Jeff hopped down from the counter and again walked into the living room. "Huh," he huffed and grabbed a book from the bookcase. It was tattered. He flipped to the front cover; it was some obscure entomology textbook. Finding himself with nothing better to do and hearing Sara turn on the shower, he flipped the cover open only to be confronted with an inscription in frighteningly neat handwriting.

'Sara,' it said. 'This may help to answer some of those questions you're always asking. Grissom.' And that was it. No 'from', no 'love', just Grissom. Just Grissom... that's all he was, all he knew of the man, he was called Grissom. And his sister was receiving... gifts from him. There had to be more to it.

Jeff sat back and cracked the book, reading a passage about centipedes. It was terribly boring, but he just kept on reading, right through the obnoxious sound of the hair dryer and for the fifteen minutes that it took Sara to pick out an outfit. Finally, she emerged from the bedroom and noticed the textbook her brother was perusing.

She smiled and he held it up for her to see and she nodded and walked away when he pointed to the inscription at the beginning.

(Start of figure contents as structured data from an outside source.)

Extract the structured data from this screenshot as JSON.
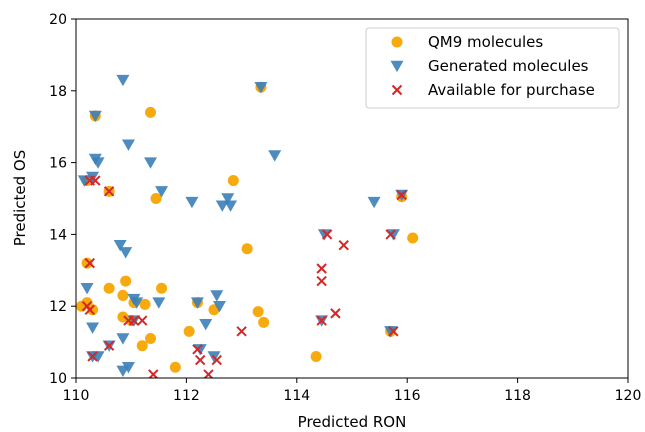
{
  "chart_data": {
    "type": "scatter",
    "title": "",
    "xlabel": "Predicted RON",
    "ylabel": "Predicted OS",
    "xlim": [
      110,
      120
    ],
    "ylim": [
      10,
      20
    ],
    "xticks": [
      "110",
      "112",
      "114",
      "116",
      "118",
      "120"
    ],
    "yticks": [
      "10",
      "12",
      "14",
      "16",
      "18",
      "20"
    ],
    "grid": false,
    "legend_position": "top-right",
    "series": [
      {
        "name": "QM9 molecules",
        "marker": "circle",
        "color": "#f5a500",
        "points": [
          [
            110.1,
            12.0
          ],
          [
            110.2,
            12.1
          ],
          [
            110.3,
            11.9
          ],
          [
            110.2,
            15.5
          ],
          [
            110.2,
            13.2
          ],
          [
            110.35,
            17.3
          ],
          [
            110.6,
            12.5
          ],
          [
            110.6,
            15.2
          ],
          [
            110.85,
            12.3
          ],
          [
            110.9,
            12.7
          ],
          [
            110.85,
            11.7
          ],
          [
            111.0,
            11.6
          ],
          [
            111.05,
            12.1
          ],
          [
            111.25,
            12.05
          ],
          [
            111.2,
            10.9
          ],
          [
            111.35,
            17.4
          ],
          [
            111.35,
            11.1
          ],
          [
            111.45,
            15.0
          ],
          [
            111.55,
            12.5
          ],
          [
            111.8,
            10.3
          ],
          [
            112.05,
            11.3
          ],
          [
            112.2,
            12.1
          ],
          [
            112.5,
            11.9
          ],
          [
            112.85,
            15.5
          ],
          [
            113.1,
            13.6
          ],
          [
            113.3,
            11.85
          ],
          [
            113.4,
            11.55
          ],
          [
            113.35,
            18.1
          ],
          [
            114.35,
            10.6
          ],
          [
            115.7,
            11.3
          ],
          [
            115.9,
            15.05
          ],
          [
            116.1,
            13.9
          ]
        ]
      },
      {
        "name": "Generated molecules",
        "marker": "triangle-down",
        "color": "#3b7fb8",
        "points": [
          [
            110.15,
            15.5
          ],
          [
            110.3,
            15.6
          ],
          [
            110.35,
            16.1
          ],
          [
            110.4,
            16.0
          ],
          [
            110.35,
            17.3
          ],
          [
            110.3,
            11.4
          ],
          [
            110.2,
            12.5
          ],
          [
            110.3,
            10.6
          ],
          [
            110.4,
            10.6
          ],
          [
            110.6,
            10.9
          ],
          [
            110.8,
            13.7
          ],
          [
            110.9,
            13.5
          ],
          [
            110.85,
            18.3
          ],
          [
            110.95,
            16.5
          ],
          [
            110.85,
            11.1
          ],
          [
            110.85,
            10.2
          ],
          [
            110.95,
            10.3
          ],
          [
            111.05,
            12.2
          ],
          [
            111.1,
            12.1
          ],
          [
            111.05,
            11.6
          ],
          [
            111.35,
            16.0
          ],
          [
            111.55,
            15.2
          ],
          [
            111.5,
            12.1
          ],
          [
            112.1,
            14.9
          ],
          [
            112.2,
            12.1
          ],
          [
            112.25,
            10.8
          ],
          [
            112.35,
            11.5
          ],
          [
            112.5,
            10.6
          ],
          [
            112.55,
            12.3
          ],
          [
            112.6,
            12.0
          ],
          [
            112.65,
            14.8
          ],
          [
            112.8,
            14.8
          ],
          [
            112.75,
            15.0
          ],
          [
            113.35,
            18.1
          ],
          [
            113.6,
            16.2
          ],
          [
            114.45,
            11.6
          ],
          [
            114.5,
            14.0
          ],
          [
            115.4,
            14.9
          ],
          [
            115.75,
            14.0
          ],
          [
            115.7,
            11.3
          ],
          [
            115.9,
            15.1
          ]
        ]
      },
      {
        "name": "Available for purchase",
        "marker": "x",
        "color": "#d62728",
        "points": [
          [
            110.25,
            13.2
          ],
          [
            110.25,
            15.5
          ],
          [
            110.35,
            15.5
          ],
          [
            110.2,
            12.0
          ],
          [
            110.25,
            11.9
          ],
          [
            110.3,
            10.6
          ],
          [
            110.6,
            15.2
          ],
          [
            110.6,
            10.9
          ],
          [
            110.95,
            11.6
          ],
          [
            111.05,
            11.6
          ],
          [
            111.2,
            11.6
          ],
          [
            111.4,
            10.1
          ],
          [
            112.2,
            10.8
          ],
          [
            112.25,
            10.5
          ],
          [
            112.4,
            10.1
          ],
          [
            112.55,
            10.5
          ],
          [
            113.0,
            11.3
          ],
          [
            114.45,
            13.05
          ],
          [
            114.45,
            12.7
          ],
          [
            114.45,
            11.6
          ],
          [
            114.55,
            14.0
          ],
          [
            114.7,
            11.8
          ],
          [
            114.85,
            13.7
          ],
          [
            115.7,
            14.0
          ],
          [
            115.75,
            11.3
          ],
          [
            115.9,
            15.1
          ]
        ]
      }
    ]
  }
}
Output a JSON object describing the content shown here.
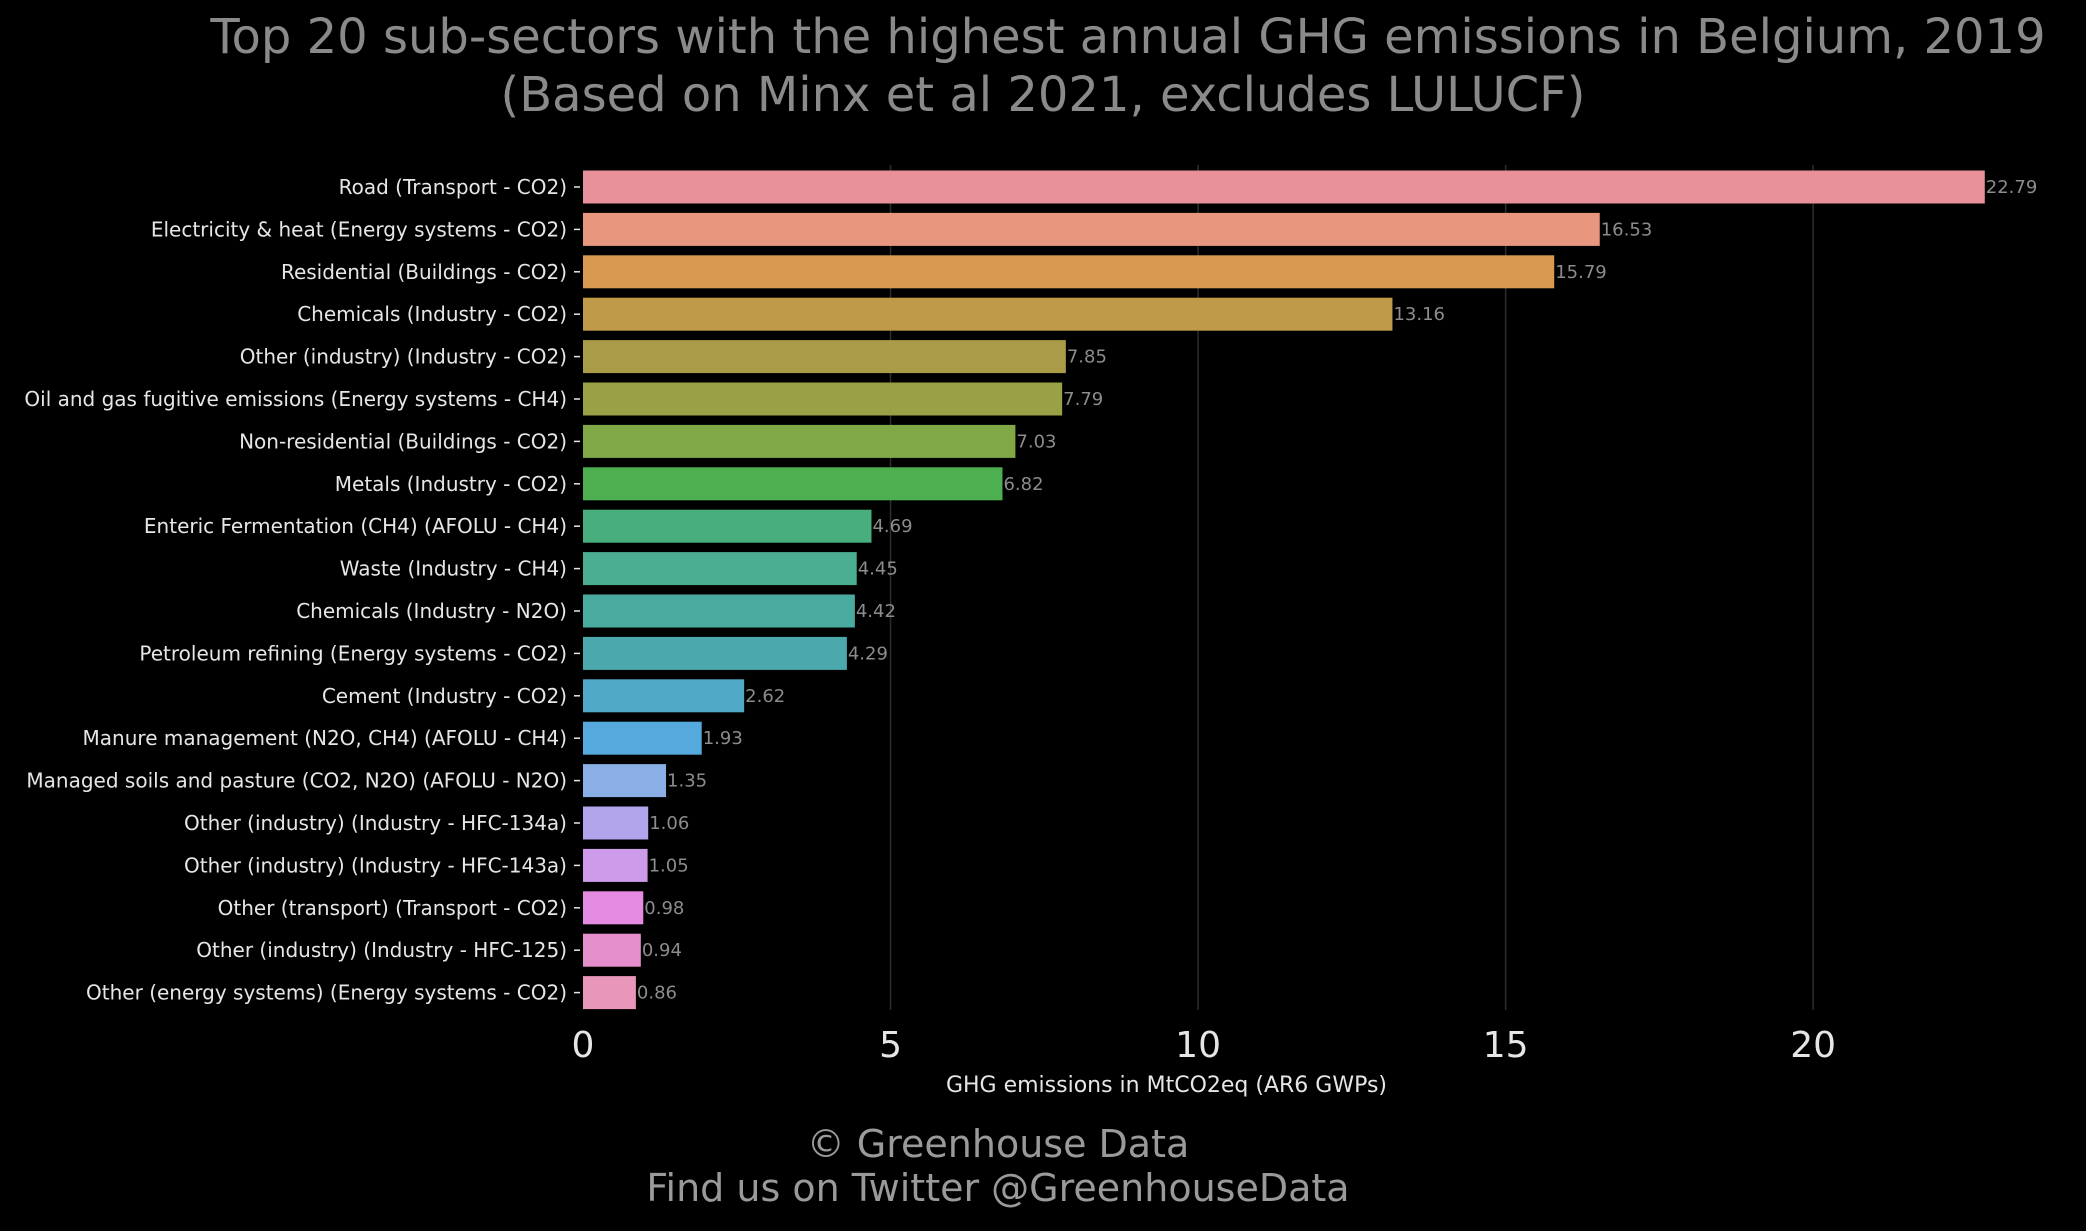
{
  "title": {
    "line1": "Top 20 sub-sectors with the highest annual GHG emissions in Belgium, 2019",
    "line2": "(Based on Minx et al 2021, excludes LULUCF)"
  },
  "footer": {
    "line1": "© Greenhouse Data",
    "line2": "Find us on Twitter @GreenhouseData"
  },
  "chart_data": {
    "type": "bar",
    "orientation": "horizontal",
    "title": "Top 20 sub-sectors with the highest annual GHG emissions in Belgium, 2019 (Based on Minx et al 2021, excludes LULUCF)",
    "xlabel": "GHG emissions in MtCO2eq (AR6 GWPs)",
    "ylabel": "",
    "xlim": [
      0,
      23.2
    ],
    "xticks": [
      0,
      5,
      10,
      15,
      20
    ],
    "grid": "vertical",
    "categories": [
      "Road (Transport - CO2)",
      "Electricity & heat (Energy systems - CO2)",
      "Residential (Buildings - CO2)",
      "Chemicals (Industry - CO2)",
      "Other (industry) (Industry - CO2)",
      "Oil and gas fugitive emissions (Energy systems - CH4)",
      "Non-residential (Buildings - CO2)",
      "Metals (Industry - CO2)",
      "Enteric Fermentation (CH4) (AFOLU - CH4)",
      "Waste (Industry - CH4)",
      "Chemicals (Industry - N2O)",
      "Petroleum refining (Energy systems - CO2)",
      "Cement (Industry - CO2)",
      "Manure management (N2O, CH4) (AFOLU - CH4)",
      "Managed soils and pasture (CO2, N2O) (AFOLU - N2O)",
      "Other (industry) (Industry - HFC-134a)",
      "Other (industry) (Industry - HFC-143a)",
      "Other (transport) (Transport - CO2)",
      "Other (industry) (Industry - HFC-125)",
      "Other (energy systems) (Energy systems - CO2)"
    ],
    "values": [
      22.79,
      16.53,
      15.79,
      13.16,
      7.85,
      7.79,
      7.03,
      6.82,
      4.69,
      4.45,
      4.42,
      4.29,
      2.62,
      1.93,
      1.35,
      1.06,
      1.05,
      0.98,
      0.94,
      0.86
    ],
    "value_labels": [
      "22.79",
      "16.53",
      "15.79",
      "13.16",
      "7.85",
      "7.79",
      "7.03",
      "6.82",
      "4.69",
      "4.45",
      "4.42",
      "4.29",
      "2.62",
      "1.93",
      "1.35",
      "1.06",
      "1.05",
      "0.98",
      "0.94",
      "0.86"
    ],
    "colors": [
      "#e8919a",
      "#e8967e",
      "#d89950",
      "#bf9a48",
      "#a99b48",
      "#9aa045",
      "#80a846",
      "#4eaf50",
      "#48ae7e",
      "#4bae92",
      "#4aaca0",
      "#4ba9ad",
      "#4fa9c6",
      "#55a9dc",
      "#8aaee6",
      "#b3a5ec",
      "#cd9bea",
      "#e58be1",
      "#e48fcc",
      "#e896b9"
    ]
  }
}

"Wait, wait," Jeff shouted. "Sis... who is this Grissom guy, anyway?"

Sara smirked, a tiny little flush licking her cheeks. "That's why you're here, bro." Sara joked. Turning to her brother, she grinned. "He's my fiancé, and we're having dinner with him tonight, so move your ass."

Mentor, friend, pseudo father... boss, crush, lover and fiancé. Grissom was all those things... and now he was hers.